The use of chimeric antigen receptor T cell (CAR-T) technology in solid tumors has been limited in general. Using this technology, the patients’ T lymphocytes are engineered to target cancer cells. CAR T cells can undergo clonal expansion in culture, to then be infused in patients with the purpose of antigen-directed, T cell mediated antitumor immune responses.
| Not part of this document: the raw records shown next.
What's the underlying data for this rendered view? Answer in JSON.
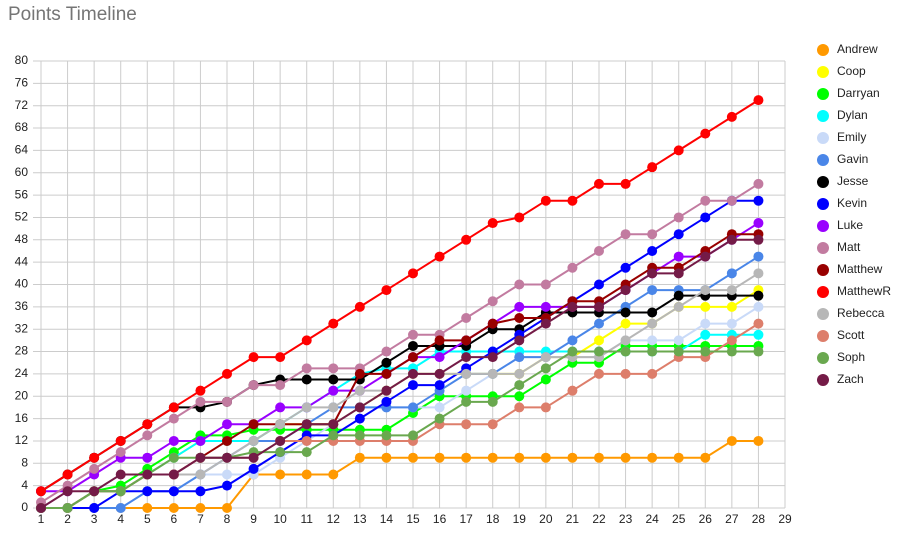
{
  "chart_data": {
    "type": "line",
    "title": "Points Timeline",
    "x": [
      1,
      2,
      3,
      4,
      5,
      6,
      7,
      8,
      9,
      10,
      11,
      12,
      13,
      14,
      15,
      16,
      17,
      18,
      19,
      20,
      21,
      22,
      23,
      24,
      25,
      26,
      27,
      28
    ],
    "xlim": [
      1,
      29
    ],
    "xticks": [
      1,
      2,
      3,
      4,
      5,
      6,
      7,
      8,
      9,
      10,
      11,
      12,
      13,
      14,
      15,
      16,
      17,
      18,
      19,
      20,
      21,
      22,
      23,
      24,
      25,
      26,
      27,
      28,
      29
    ],
    "ylim": [
      0,
      80
    ],
    "yticks": [
      0,
      4,
      8,
      12,
      16,
      20,
      24,
      28,
      32,
      36,
      40,
      44,
      48,
      52,
      56,
      60,
      64,
      68,
      72,
      76,
      80
    ],
    "grid": true,
    "legend": "right",
    "series": [
      {
        "name": "Andrew",
        "color": "#ff9900",
        "values": [
          0,
          0,
          0,
          0,
          0,
          0,
          0,
          0,
          6,
          6,
          6,
          6,
          9,
          9,
          9,
          9,
          9,
          9,
          9,
          9,
          9,
          9,
          9,
          9,
          9,
          9,
          12,
          12
        ]
      },
      {
        "name": "Coop",
        "color": "#ffff00",
        "values": [
          0,
          0,
          3,
          3,
          6,
          9,
          12,
          12,
          12,
          15,
          15,
          15,
          18,
          21,
          24,
          24,
          24,
          24,
          24,
          27,
          27,
          30,
          33,
          33,
          36,
          36,
          36,
          39
        ]
      },
      {
        "name": "Darryan",
        "color": "#00ff00",
        "values": [
          0,
          0,
          3,
          4,
          7,
          10,
          13,
          13,
          14,
          14,
          14,
          14,
          14,
          14,
          17,
          20,
          20,
          20,
          20,
          23,
          26,
          26,
          29,
          29,
          29,
          29,
          29,
          29
        ]
      },
      {
        "name": "Dylan",
        "color": "#00ffff",
        "values": [
          0,
          0,
          3,
          3,
          6,
          9,
          12,
          12,
          12,
          15,
          18,
          21,
          24,
          25,
          25,
          28,
          28,
          28,
          28,
          28,
          28,
          28,
          28,
          28,
          28,
          31,
          31,
          31
        ]
      },
      {
        "name": "Emily",
        "color": "#c9daf8",
        "values": [
          0,
          0,
          0,
          0,
          3,
          3,
          6,
          6,
          6,
          9,
          12,
          15,
          18,
          18,
          18,
          18,
          21,
          24,
          27,
          27,
          27,
          27,
          30,
          30,
          30,
          33,
          33,
          36
        ]
      },
      {
        "name": "Gavin",
        "color": "#4a86e8",
        "values": [
          0,
          0,
          0,
          0,
          3,
          3,
          6,
          9,
          12,
          12,
          15,
          18,
          18,
          18,
          18,
          21,
          24,
          24,
          27,
          27,
          30,
          33,
          36,
          39,
          39,
          39,
          42,
          45
        ]
      },
      {
        "name": "Jesse",
        "color": "#000000",
        "values": [
          3,
          6,
          9,
          12,
          15,
          18,
          18,
          19,
          22,
          23,
          23,
          23,
          23,
          26,
          29,
          29,
          29,
          32,
          32,
          35,
          35,
          35,
          35,
          35,
          38,
          38,
          38,
          38
        ]
      },
      {
        "name": "Kevin",
        "color": "#0000ff",
        "values": [
          0,
          0,
          0,
          3,
          3,
          3,
          3,
          4,
          7,
          10,
          13,
          13,
          16,
          19,
          22,
          22,
          25,
          28,
          31,
          34,
          37,
          40,
          43,
          46,
          49,
          52,
          55,
          55
        ]
      },
      {
        "name": "Luke",
        "color": "#9900ff",
        "values": [
          3,
          3,
          6,
          9,
          9,
          12,
          12,
          15,
          15,
          18,
          18,
          21,
          21,
          24,
          27,
          27,
          30,
          33,
          36,
          36,
          36,
          36,
          39,
          42,
          45,
          45,
          48,
          51
        ]
      },
      {
        "name": "Matt",
        "color": "#c27ba0",
        "values": [
          1,
          4,
          7,
          10,
          13,
          16,
          19,
          19,
          22,
          22,
          25,
          25,
          25,
          28,
          31,
          31,
          34,
          37,
          40,
          40,
          43,
          46,
          49,
          49,
          52,
          55,
          55,
          58
        ]
      },
      {
        "name": "Matthew",
        "color": "#980000",
        "values": [
          0,
          0,
          3,
          3,
          6,
          6,
          9,
          12,
          15,
          15,
          15,
          15,
          24,
          24,
          27,
          30,
          30,
          33,
          34,
          34,
          37,
          37,
          40,
          43,
          43,
          46,
          49,
          49
        ]
      },
      {
        "name": "MatthewR",
        "color": "#ff0000",
        "values": [
          3,
          6,
          9,
          12,
          15,
          18,
          21,
          24,
          27,
          27,
          30,
          33,
          36,
          39,
          42,
          45,
          48,
          51,
          52,
          55,
          55,
          58,
          58,
          61,
          64,
          67,
          70,
          73
        ]
      },
      {
        "name": "Rebecca",
        "color": "#b7b7b7",
        "values": [
          0,
          0,
          3,
          3,
          6,
          6,
          6,
          9,
          12,
          15,
          18,
          18,
          21,
          21,
          24,
          24,
          24,
          24,
          24,
          27,
          27,
          27,
          30,
          33,
          36,
          39,
          39,
          42
        ]
      },
      {
        "name": "Scott",
        "color": "#dd7e6b",
        "values": [
          0,
          0,
          3,
          3,
          6,
          6,
          9,
          9,
          9,
          12,
          12,
          12,
          12,
          12,
          12,
          15,
          15,
          15,
          18,
          18,
          21,
          24,
          24,
          24,
          27,
          27,
          30,
          33
        ]
      },
      {
        "name": "Soph",
        "color": "#6aa84f",
        "values": [
          0,
          0,
          3,
          3,
          6,
          9,
          9,
          9,
          10,
          10,
          10,
          13,
          13,
          13,
          13,
          16,
          19,
          19,
          22,
          25,
          28,
          28,
          28,
          28,
          28,
          28,
          28,
          28
        ]
      },
      {
        "name": "Zach",
        "color": "#741b47",
        "values": [
          0,
          3,
          3,
          6,
          6,
          6,
          9,
          9,
          9,
          12,
          15,
          15,
          18,
          21,
          24,
          24,
          27,
          27,
          30,
          33,
          36,
          36,
          39,
          42,
          42,
          45,
          48,
          48
        ]
      }
    ]
  }
}
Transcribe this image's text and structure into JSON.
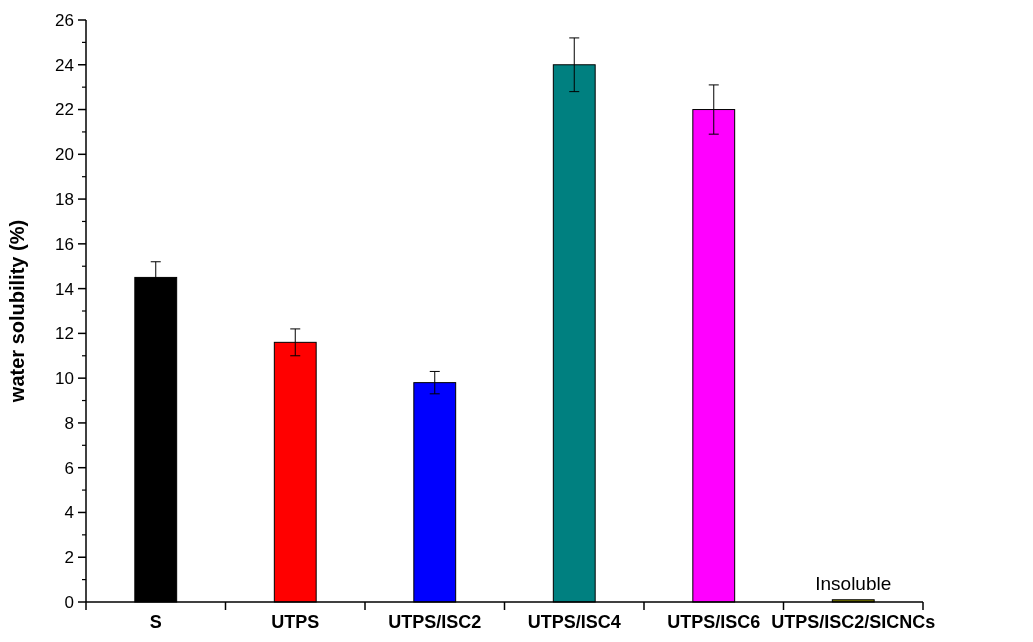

Pre-clinical models of pancreatic cancer have found CAR T cell therapy platforms to be efficacious [11] and early phase clinical trials have also shown promise [12]. A phase I clinical trial of CAR-T therapy for advanced pancreatic cancer using Claudin 18.2 specific CAR-Ts, with and without nab paclitaxel showed an objective response of 82% with a complete response of 9% [13]. Several studies are ongoing and currently recruiting, including a trial for metastatic pancreatic cancer using autologous T cells (NCT03638193). If these are successful, it will pave the way for added therapeutic options for a disease where options are few.
Conclusion
Despite decades of investigation, breakthroughs in therapeutic advances continues to be challenging in pancreatic cancer. While numerous novel agents, immunotherapy drugs, targeted agents and strategies such as CAR-T therapy are evolving and paving the long road leading towards improvement in survival outcomes, effective treatment is still a much-needed priority for pancreatic cancer, and breakthroughs at a faster pace are essential to alter the expectation for this malignancy to become the number 2 cause for cancer deaths by 2030 [14]. In combination with precision medicine and novel cell therapy/molecular pathology elucidation, along with effective screening methods, it is hoped that what is to come will accelerate the pace towards significantly-improved outcomes for this lethal disease.
Footnotes
Conflict of Interest Statement
Dr. Blanquicett is an editorial board member of Acta Scientific Gastrointestinal Disorders.
This material is the result of work supported with resources and the use of facilities at the James A. Haley Veterans’ Hospital in Tampa, Florida. The views expressed in this article are those of the authors and do not necessarily reflect the position or policy of the Department of Veterans Affairs or the United States government.